Older homeowners turn to property wealth amid economic uncertainty
The UK’s equity release sector saw total lending reach £639 million in the third quarter of 2025, a slight increase from £636 million in the previous quarter and a 4% rise compared to the same period last year.
Despite a reduction in the number of new plans, the average amount released per customer grew, indicating that older homeowners are drawing on property wealth to address household finances, assist relatives, and prepare for future expenses amid ongoing economic pressures.
Feedback from advisers, collected by the Equity Release Council, suggests that while many clients remain confident, some are postponing decisions. Three-quarters of advisers reported that clients are waiting for greater interest rate stability before proceeding. Those who do go ahead are primarily focused on repaying mortgages or managing debts as part of broader financial strategies.
The data points to a market that is both mature and stable, with borrowers making decisions based on long-term property value expectations. The average loan size rose for both new and existing customers, with notable growth in drawdown and further advance activity. Lump-sum lending also surpassed drawdown for the first time since late 2022, although drawdown remains a key tool for flexible financial planning.
The most recent quarterly data indicate that the equity release market is maintaining its upward trajectory, building on the 10% year-on-year increase in total lending recorded in the preceding quarter.
“This quarter’s performance reflects a resilient, confident and responsible market operating in challenging conditions,” said David Burrowes (pictured right), chair of the Equity Release Council. “While fewer customers released equity, those who did were acting with clear financial purpose and strong support from specialist advice.
“Rising average loan sizes, and continued use of drawdown flexibility, show people are using property wealth carefully to manage costs, support family members and plan ahead. Equity release remains an important part of later-life financial planning. The sector continues to demonstrate resilience, with robust consumer safeguards and advice standards at its core.”
Lorna Shah, managing director of retail retirement at Legal & General, said the Equity Release Council figures point to a stronger, more mature market and reflect how housing equity is becoming an increasingly important contributor to retirement planning.

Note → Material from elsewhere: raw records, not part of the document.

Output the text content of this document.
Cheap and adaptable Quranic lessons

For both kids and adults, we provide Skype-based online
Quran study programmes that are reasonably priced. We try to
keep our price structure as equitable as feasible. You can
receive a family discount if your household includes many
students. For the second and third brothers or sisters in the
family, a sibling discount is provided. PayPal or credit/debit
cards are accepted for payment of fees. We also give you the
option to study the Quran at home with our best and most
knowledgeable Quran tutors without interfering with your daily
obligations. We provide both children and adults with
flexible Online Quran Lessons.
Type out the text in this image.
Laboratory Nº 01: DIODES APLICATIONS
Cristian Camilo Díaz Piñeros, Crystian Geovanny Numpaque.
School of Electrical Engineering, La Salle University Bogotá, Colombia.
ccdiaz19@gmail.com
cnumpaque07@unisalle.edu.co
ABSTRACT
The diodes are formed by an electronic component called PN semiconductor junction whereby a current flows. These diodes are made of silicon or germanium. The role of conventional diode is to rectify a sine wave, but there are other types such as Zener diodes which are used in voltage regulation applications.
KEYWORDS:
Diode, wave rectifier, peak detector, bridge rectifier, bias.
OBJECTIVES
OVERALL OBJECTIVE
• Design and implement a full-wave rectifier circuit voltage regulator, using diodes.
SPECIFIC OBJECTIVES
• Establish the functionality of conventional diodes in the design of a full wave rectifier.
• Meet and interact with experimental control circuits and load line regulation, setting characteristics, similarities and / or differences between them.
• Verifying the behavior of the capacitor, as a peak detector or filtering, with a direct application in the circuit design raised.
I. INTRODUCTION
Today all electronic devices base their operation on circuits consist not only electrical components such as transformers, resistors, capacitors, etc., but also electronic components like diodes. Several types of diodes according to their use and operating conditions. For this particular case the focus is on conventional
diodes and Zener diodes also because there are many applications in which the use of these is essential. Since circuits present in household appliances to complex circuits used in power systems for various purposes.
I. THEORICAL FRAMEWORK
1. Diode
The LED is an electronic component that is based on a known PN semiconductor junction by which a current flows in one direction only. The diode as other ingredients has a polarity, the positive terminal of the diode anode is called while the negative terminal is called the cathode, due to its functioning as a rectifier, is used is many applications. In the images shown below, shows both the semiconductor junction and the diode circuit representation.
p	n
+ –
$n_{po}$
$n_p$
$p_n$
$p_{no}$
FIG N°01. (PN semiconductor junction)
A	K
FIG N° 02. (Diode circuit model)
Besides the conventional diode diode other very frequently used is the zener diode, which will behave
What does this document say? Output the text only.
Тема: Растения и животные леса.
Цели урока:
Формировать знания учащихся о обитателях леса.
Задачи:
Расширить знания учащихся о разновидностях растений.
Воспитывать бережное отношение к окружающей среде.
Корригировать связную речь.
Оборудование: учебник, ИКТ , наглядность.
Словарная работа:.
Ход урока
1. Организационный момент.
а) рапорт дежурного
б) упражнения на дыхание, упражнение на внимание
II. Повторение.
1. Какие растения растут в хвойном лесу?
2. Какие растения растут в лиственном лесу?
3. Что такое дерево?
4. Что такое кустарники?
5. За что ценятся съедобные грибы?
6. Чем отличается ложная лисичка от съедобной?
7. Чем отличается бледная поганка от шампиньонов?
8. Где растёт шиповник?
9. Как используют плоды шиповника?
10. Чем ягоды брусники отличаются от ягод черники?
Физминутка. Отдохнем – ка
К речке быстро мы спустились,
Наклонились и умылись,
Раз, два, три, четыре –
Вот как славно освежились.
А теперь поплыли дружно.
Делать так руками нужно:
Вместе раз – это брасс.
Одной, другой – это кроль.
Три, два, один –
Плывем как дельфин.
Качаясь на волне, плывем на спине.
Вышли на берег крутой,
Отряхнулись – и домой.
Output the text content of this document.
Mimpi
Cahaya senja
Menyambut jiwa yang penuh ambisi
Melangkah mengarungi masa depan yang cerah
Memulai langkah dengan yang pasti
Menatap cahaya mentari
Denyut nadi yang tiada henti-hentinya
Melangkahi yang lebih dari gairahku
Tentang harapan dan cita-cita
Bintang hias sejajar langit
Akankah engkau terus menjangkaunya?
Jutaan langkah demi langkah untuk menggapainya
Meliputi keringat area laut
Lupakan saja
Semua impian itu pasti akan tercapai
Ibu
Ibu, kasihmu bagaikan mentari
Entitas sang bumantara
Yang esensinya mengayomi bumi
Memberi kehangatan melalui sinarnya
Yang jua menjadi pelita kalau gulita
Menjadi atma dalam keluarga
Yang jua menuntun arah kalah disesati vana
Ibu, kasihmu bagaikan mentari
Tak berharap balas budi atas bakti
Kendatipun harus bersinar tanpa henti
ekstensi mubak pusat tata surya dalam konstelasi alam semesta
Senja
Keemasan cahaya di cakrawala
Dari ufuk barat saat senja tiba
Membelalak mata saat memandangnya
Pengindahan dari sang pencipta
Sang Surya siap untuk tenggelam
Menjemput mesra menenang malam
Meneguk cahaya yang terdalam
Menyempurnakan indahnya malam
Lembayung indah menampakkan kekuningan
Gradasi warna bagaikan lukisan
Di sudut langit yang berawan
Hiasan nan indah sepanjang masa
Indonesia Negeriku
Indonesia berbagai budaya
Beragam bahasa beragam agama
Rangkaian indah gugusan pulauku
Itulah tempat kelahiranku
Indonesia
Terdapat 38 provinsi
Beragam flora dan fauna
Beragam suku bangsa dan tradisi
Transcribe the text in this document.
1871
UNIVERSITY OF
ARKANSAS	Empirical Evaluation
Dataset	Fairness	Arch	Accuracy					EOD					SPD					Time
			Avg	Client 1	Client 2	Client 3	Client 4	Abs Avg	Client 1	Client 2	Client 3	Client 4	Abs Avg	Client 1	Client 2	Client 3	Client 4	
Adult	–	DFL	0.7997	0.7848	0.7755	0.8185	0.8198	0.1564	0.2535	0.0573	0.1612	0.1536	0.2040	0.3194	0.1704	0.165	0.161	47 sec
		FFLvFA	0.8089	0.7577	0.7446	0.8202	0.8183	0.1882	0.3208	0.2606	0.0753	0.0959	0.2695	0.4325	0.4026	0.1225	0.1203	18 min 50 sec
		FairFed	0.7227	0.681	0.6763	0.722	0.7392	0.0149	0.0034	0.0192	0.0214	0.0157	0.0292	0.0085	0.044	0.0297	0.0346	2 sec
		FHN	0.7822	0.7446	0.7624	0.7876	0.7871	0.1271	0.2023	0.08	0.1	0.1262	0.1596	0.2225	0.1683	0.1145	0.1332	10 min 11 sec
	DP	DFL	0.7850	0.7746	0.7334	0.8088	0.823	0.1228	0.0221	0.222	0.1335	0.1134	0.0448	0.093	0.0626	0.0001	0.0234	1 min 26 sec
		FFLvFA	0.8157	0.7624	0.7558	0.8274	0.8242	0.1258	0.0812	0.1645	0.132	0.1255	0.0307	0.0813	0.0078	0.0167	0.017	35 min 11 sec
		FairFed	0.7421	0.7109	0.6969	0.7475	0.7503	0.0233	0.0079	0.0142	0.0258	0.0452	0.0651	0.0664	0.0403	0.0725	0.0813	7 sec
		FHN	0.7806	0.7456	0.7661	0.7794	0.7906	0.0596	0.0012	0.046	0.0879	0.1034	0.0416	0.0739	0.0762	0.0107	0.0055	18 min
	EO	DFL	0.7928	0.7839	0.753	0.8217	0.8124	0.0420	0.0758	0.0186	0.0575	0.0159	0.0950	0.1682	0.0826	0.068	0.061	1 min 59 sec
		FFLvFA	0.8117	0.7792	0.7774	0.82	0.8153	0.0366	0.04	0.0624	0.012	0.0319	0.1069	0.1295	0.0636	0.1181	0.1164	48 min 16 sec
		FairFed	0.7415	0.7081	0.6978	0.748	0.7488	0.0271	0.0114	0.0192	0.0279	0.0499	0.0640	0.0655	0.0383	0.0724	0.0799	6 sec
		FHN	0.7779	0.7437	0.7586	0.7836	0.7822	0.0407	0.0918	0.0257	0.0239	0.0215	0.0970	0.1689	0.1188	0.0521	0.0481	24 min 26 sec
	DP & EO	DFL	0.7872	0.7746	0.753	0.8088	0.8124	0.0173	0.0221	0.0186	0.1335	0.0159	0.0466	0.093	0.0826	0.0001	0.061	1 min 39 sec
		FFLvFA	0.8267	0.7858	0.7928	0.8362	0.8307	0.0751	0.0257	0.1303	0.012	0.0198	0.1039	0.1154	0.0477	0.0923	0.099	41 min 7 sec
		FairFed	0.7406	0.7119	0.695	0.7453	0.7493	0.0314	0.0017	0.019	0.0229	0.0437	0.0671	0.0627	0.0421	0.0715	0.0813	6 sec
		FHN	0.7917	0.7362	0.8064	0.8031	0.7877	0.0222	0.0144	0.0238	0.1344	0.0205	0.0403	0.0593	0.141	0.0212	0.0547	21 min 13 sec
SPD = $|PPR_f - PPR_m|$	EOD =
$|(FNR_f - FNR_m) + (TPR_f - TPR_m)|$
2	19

“Our own data highlights that customers draw on equity release for a wide range of reasons: from home improvements, and supporting loved ones, to managing day-to-day finances,” she said. “We expect more people to unlock the £3.7 trillion held in housing equity over the coming decades.
“It’s vital that advisers help clients explore all available options to find the one that best suits their circumstances. While equity release isn’t right for everyone, it’s crucial that conversations about retirement income take a holistic view, considering property wealth alongside other assets.”
For Paul Carter, chief executive of Pure Retirement, the uptick in total borrowing highlighted in the Q3 figures “is gratifying and, when allied with the increase in average loan amounts, underlines consumer confidence in utilising housing wealth to achieve financial goals.”
Carter, however, noted that the reduction in the number of plans being taken out highlights the ongoing need to support those who are on the fence, by continuing to provide a consumer-focused environment through effective product and service offerings.
“Our own recent research has highlighted the widening demographic profile of our new lifetime mortgage customers, including notable increases in activity on a joint lives basis, and from both younger age brackets and from single males,” he said. “This serves to underline the underlying potential that remains in the market, and we look forward to working towards ensuring lifetime mortgages continue to offer an effective solution that meets the needs of as many people as possible in 2026.”